Investments

This UK-focused trust is too appealing to leave out of our portfolio


When it comes to beating inflation, few assets can compete with shares over the long run. Certainly, stocks have struggled to post gains in recent times as restrictive monetary policy has weighed on economic growth and investor sentiment. 

In tandem, rampant inflation that remains above the Bank of England’s 2pc target has meant that the stock market’s returns have generally lagged the rate of price rises over the past few years.

Over a longer period, however, shares have produced an exceptional return on an after-inflation basis. The FTSE 250 index, for instance, has posted an annualised capital gain of around 6pc over the past 20 years. 

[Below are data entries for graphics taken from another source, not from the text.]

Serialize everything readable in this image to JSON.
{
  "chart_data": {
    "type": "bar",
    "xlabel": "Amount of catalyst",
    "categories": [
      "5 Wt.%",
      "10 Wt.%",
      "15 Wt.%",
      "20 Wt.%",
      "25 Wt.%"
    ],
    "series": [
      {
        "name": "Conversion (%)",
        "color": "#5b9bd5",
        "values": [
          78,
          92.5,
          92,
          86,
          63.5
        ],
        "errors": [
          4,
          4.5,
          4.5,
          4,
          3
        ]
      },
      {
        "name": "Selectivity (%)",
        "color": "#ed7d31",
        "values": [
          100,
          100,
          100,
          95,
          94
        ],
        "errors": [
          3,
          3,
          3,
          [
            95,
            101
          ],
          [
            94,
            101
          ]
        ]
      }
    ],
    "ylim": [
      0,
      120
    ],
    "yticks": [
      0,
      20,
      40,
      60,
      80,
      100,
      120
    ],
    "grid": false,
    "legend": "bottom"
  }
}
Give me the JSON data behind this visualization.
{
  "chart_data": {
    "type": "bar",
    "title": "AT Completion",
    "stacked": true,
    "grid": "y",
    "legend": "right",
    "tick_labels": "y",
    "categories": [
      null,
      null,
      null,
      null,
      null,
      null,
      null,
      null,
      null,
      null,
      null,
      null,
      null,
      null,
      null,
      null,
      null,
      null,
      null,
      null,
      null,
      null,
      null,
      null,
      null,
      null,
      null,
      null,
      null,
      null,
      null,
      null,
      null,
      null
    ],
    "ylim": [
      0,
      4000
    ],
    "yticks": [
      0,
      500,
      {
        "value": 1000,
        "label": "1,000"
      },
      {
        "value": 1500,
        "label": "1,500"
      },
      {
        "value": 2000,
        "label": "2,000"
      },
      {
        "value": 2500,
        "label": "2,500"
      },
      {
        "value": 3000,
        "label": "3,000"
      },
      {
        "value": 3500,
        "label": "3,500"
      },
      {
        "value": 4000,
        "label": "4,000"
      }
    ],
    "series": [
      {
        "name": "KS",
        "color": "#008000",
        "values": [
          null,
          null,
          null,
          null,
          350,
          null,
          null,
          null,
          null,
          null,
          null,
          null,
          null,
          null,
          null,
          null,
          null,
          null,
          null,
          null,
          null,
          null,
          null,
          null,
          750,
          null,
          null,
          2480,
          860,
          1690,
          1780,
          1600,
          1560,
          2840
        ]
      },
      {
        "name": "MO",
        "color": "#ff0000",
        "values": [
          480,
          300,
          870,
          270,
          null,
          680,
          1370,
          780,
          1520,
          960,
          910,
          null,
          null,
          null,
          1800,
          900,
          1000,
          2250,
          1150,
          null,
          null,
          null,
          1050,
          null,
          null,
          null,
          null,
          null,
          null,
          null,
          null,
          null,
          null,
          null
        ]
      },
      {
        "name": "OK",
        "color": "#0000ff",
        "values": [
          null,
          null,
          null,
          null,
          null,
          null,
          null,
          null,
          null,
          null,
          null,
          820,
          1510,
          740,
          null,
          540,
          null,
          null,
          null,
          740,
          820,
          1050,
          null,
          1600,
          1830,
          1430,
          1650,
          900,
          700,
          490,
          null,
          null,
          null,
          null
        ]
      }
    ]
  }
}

Inflation, meanwhile, has averaged just under 3pc a year over the same period. This means Britain’s medium-sized stocks have delivered a real return of roughly 3pc a year, even before we include the impact of reinvested dividends.

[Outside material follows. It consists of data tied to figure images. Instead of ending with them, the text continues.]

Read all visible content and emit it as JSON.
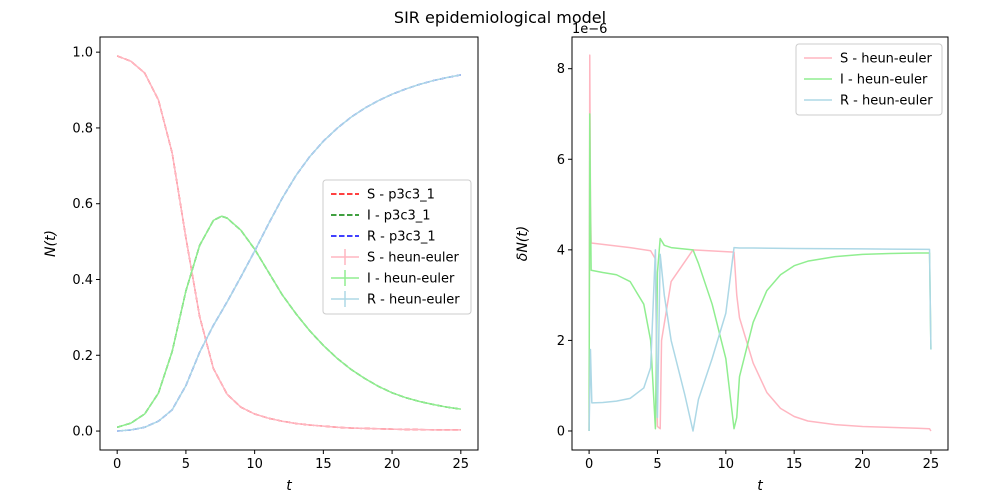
{
  "figure_title": "SIR epidemiological model",
  "chart_data": [
    {
      "type": "line",
      "xlabel": "t",
      "ylabel": "N(t)",
      "xlim": [
        -1.25,
        26.25
      ],
      "ylim": [
        -0.05,
        1.04
      ],
      "xticks": [
        0,
        5,
        10,
        15,
        20,
        25
      ],
      "xtick_labels": [
        "0",
        "5",
        "10",
        "15",
        "20",
        "25"
      ],
      "yticks": [
        0.0,
        0.2,
        0.4,
        0.6,
        0.8,
        1.0
      ],
      "ytick_labels": [
        "0.0",
        "0.2",
        "0.4",
        "0.6",
        "0.8",
        "1.0"
      ],
      "legend_position": "center-right",
      "series": [
        {
          "name": "S - p3c3_1",
          "color": "#ff0000",
          "style": "dashed",
          "x": [
            0,
            1,
            2,
            3,
            4,
            5,
            6,
            7,
            8,
            9,
            10,
            11,
            12,
            13,
            14,
            15,
            16,
            17,
            18,
            19,
            20,
            21,
            22,
            23,
            24,
            25
          ],
          "y": [
            0.99,
            0.976,
            0.945,
            0.874,
            0.734,
            0.51,
            0.302,
            0.165,
            0.097,
            0.063,
            0.045,
            0.034,
            0.026,
            0.02,
            0.016,
            0.013,
            0.01,
            0.008,
            0.007,
            0.006,
            0.005,
            0.004,
            0.004,
            0.003,
            0.003,
            0.003
          ]
        },
        {
          "name": "I - p3c3_1",
          "color": "#008000",
          "style": "dashed",
          "x": [
            0,
            1,
            2,
            3,
            4,
            5,
            6,
            7,
            7.6,
            8,
            9,
            10,
            11,
            12,
            13,
            14,
            15,
            16,
            17,
            18,
            19,
            20,
            21,
            22,
            23,
            24,
            25
          ],
          "y": [
            0.01,
            0.021,
            0.045,
            0.1,
            0.21,
            0.37,
            0.49,
            0.556,
            0.567,
            0.562,
            0.53,
            0.48,
            0.42,
            0.36,
            0.31,
            0.265,
            0.226,
            0.192,
            0.163,
            0.139,
            0.118,
            0.101,
            0.088,
            0.078,
            0.07,
            0.063,
            0.058
          ]
        },
        {
          "name": "R - p3c3_1",
          "color": "#0000ff",
          "style": "dashed",
          "x": [
            0,
            1,
            2,
            3,
            4,
            5,
            6,
            7,
            8,
            9,
            10,
            11,
            12,
            13,
            14,
            15,
            16,
            17,
            18,
            19,
            20,
            21,
            22,
            23,
            24,
            25
          ],
          "y": [
            0.0,
            0.003,
            0.01,
            0.026,
            0.056,
            0.12,
            0.208,
            0.279,
            0.341,
            0.407,
            0.475,
            0.546,
            0.614,
            0.674,
            0.724,
            0.765,
            0.799,
            0.828,
            0.852,
            0.872,
            0.889,
            0.903,
            0.915,
            0.925,
            0.933,
            0.94
          ]
        },
        {
          "name": "S - heun-euler",
          "color": "#ffb6c1",
          "style": "solid-errorbar",
          "x": [
            0,
            1,
            2,
            3,
            4,
            5,
            6,
            7,
            8,
            9,
            10,
            11,
            12,
            13,
            14,
            15,
            16,
            17,
            18,
            19,
            20,
            21,
            22,
            23,
            24,
            25
          ],
          "y": [
            0.99,
            0.976,
            0.945,
            0.874,
            0.734,
            0.51,
            0.302,
            0.165,
            0.097,
            0.063,
            0.045,
            0.034,
            0.026,
            0.02,
            0.016,
            0.013,
            0.01,
            0.008,
            0.007,
            0.006,
            0.005,
            0.004,
            0.004,
            0.003,
            0.003,
            0.003
          ]
        },
        {
          "name": "I - heun-euler",
          "color": "#90ee90",
          "style": "solid-errorbar",
          "x": [
            0,
            1,
            2,
            3,
            4,
            5,
            6,
            7,
            7.6,
            8,
            9,
            10,
            11,
            12,
            13,
            14,
            15,
            16,
            17,
            18,
            19,
            20,
            21,
            22,
            23,
            24,
            25
          ],
          "y": [
            0.01,
            0.021,
            0.045,
            0.1,
            0.21,
            0.37,
            0.49,
            0.556,
            0.567,
            0.562,
            0.53,
            0.48,
            0.42,
            0.36,
            0.31,
            0.265,
            0.226,
            0.192,
            0.163,
            0.139,
            0.118,
            0.101,
            0.088,
            0.078,
            0.07,
            0.063,
            0.058
          ]
        },
        {
          "name": "R - heun-euler",
          "color": "#add8e6",
          "style": "solid-errorbar",
          "x": [
            0,
            1,
            2,
            3,
            4,
            5,
            6,
            7,
            8,
            9,
            10,
            11,
            12,
            13,
            14,
            15,
            16,
            17,
            18,
            19,
            20,
            21,
            22,
            23,
            24,
            25
          ],
          "y": [
            0.0,
            0.003,
            0.01,
            0.026,
            0.056,
            0.12,
            0.208,
            0.279,
            0.341,
            0.407,
            0.475,
            0.546,
            0.614,
            0.674,
            0.724,
            0.765,
            0.799,
            0.828,
            0.852,
            0.872,
            0.889,
            0.903,
            0.915,
            0.925,
            0.933,
            0.94
          ]
        }
      ]
    },
    {
      "type": "line",
      "xlabel": "t",
      "ylabel": "δN(t)",
      "offset_text": "1e−6",
      "xlim": [
        -1.25,
        26.25
      ],
      "ylim": [
        -0.42,
        8.7
      ],
      "xticks": [
        0,
        5,
        10,
        15,
        20,
        25
      ],
      "xtick_labels": [
        "0",
        "5",
        "10",
        "15",
        "20",
        "25"
      ],
      "yticks": [
        0,
        2,
        4,
        6,
        8
      ],
      "ytick_labels": [
        "0",
        "2",
        "4",
        "6",
        "8"
      ],
      "legend_position": "top-right",
      "series": [
        {
          "name": "S - heun-euler",
          "color": "#ffb6c1",
          "x": [
            0,
            0.05,
            0.1,
            0.15,
            1,
            3,
            4.5,
            4.85,
            5.0,
            5.2,
            5.3,
            6,
            7.6,
            10.6,
            10.8,
            11,
            12,
            13,
            14,
            15,
            16,
            18,
            20,
            22,
            24,
            24.9,
            25
          ],
          "y": [
            0,
            8.3,
            5.0,
            4.15,
            4.12,
            4.05,
            3.98,
            3.8,
            0.1,
            0.05,
            2.0,
            3.3,
            4.0,
            3.95,
            3.0,
            2.5,
            1.5,
            0.85,
            0.5,
            0.32,
            0.22,
            0.14,
            0.1,
            0.08,
            0.06,
            0.05,
            0.0
          ]
        },
        {
          "name": "I - heun-euler",
          "color": "#90ee90",
          "x": [
            0,
            0.05,
            0.1,
            0.15,
            1,
            2,
            3,
            4,
            4.5,
            4.85,
            5.0,
            5.2,
            5.5,
            6,
            7.6,
            8,
            9,
            10,
            10.6,
            10.8,
            11,
            12,
            13,
            14,
            15,
            16,
            18,
            20,
            22,
            24,
            24.9,
            25
          ],
          "y": [
            0,
            7.0,
            5.0,
            3.55,
            3.5,
            3.45,
            3.3,
            2.8,
            2.0,
            0.05,
            3.5,
            4.25,
            4.1,
            4.05,
            4.0,
            3.7,
            2.8,
            1.6,
            0.05,
            0.3,
            1.2,
            2.4,
            3.1,
            3.45,
            3.65,
            3.75,
            3.85,
            3.9,
            3.92,
            3.93,
            3.93,
            1.8
          ]
        },
        {
          "name": "R - heun-euler",
          "color": "#add8e6",
          "x": [
            0,
            0.1,
            0.2,
            0.25,
            1,
            2,
            3,
            4,
            4.5,
            4.85,
            5.0,
            5.2,
            5.5,
            6,
            7,
            7.6,
            8,
            9,
            10,
            10.6,
            11,
            12,
            15,
            20,
            24.9,
            25
          ],
          "y": [
            0,
            1.8,
            0.62,
            0.62,
            0.63,
            0.66,
            0.72,
            0.95,
            1.4,
            4.0,
            0.3,
            3.9,
            3.0,
            2.0,
            0.8,
            0.0,
            0.7,
            1.6,
            2.6,
            4.05,
            4.04,
            4.04,
            4.03,
            4.02,
            4.01,
            1.8
          ]
        }
      ]
    }
  ]
}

In Questor’s view, the stock market’s recent downbeat performance is almost certain to be a temporary phenomenon.

Normal service will ultimately resume, since inflation is widely expected to decline further and prompt looser monetary policy. 

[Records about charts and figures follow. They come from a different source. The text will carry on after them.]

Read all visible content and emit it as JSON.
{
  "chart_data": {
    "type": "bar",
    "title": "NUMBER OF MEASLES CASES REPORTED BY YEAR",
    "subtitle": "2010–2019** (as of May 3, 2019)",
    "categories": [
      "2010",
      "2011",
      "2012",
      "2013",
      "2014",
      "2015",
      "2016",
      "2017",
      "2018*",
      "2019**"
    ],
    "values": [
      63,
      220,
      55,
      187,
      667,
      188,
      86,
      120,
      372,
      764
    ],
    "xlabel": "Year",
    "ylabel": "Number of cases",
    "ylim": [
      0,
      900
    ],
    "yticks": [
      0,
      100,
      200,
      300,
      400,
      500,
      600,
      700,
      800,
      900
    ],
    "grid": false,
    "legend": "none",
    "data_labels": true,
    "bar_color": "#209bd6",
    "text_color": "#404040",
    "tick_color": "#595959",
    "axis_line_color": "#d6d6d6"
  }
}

This is likely to boost the economy, strengthen operating conditions for domestically focused companies and, perhaps most importantly, boost investor sentiment towards Britain’s stock market.

Now is therefore the right time for this column to increase the stock market exposure of its Wealth Preserver portfolio.

Although company shares, excluding commodity stocks, accounted for 20pc of our initial investment, the portfolio does not hold any stock market-focused investment trusts or funds other than the Worldwide Healthcare Trust. 

As shares outside the FTSE 100 are particularly cheap at present as a result of their relatively high exposure to the distinctly unpopular British economy, the Schroder UK Mid Cap trust is a sensible addition to our portfolio.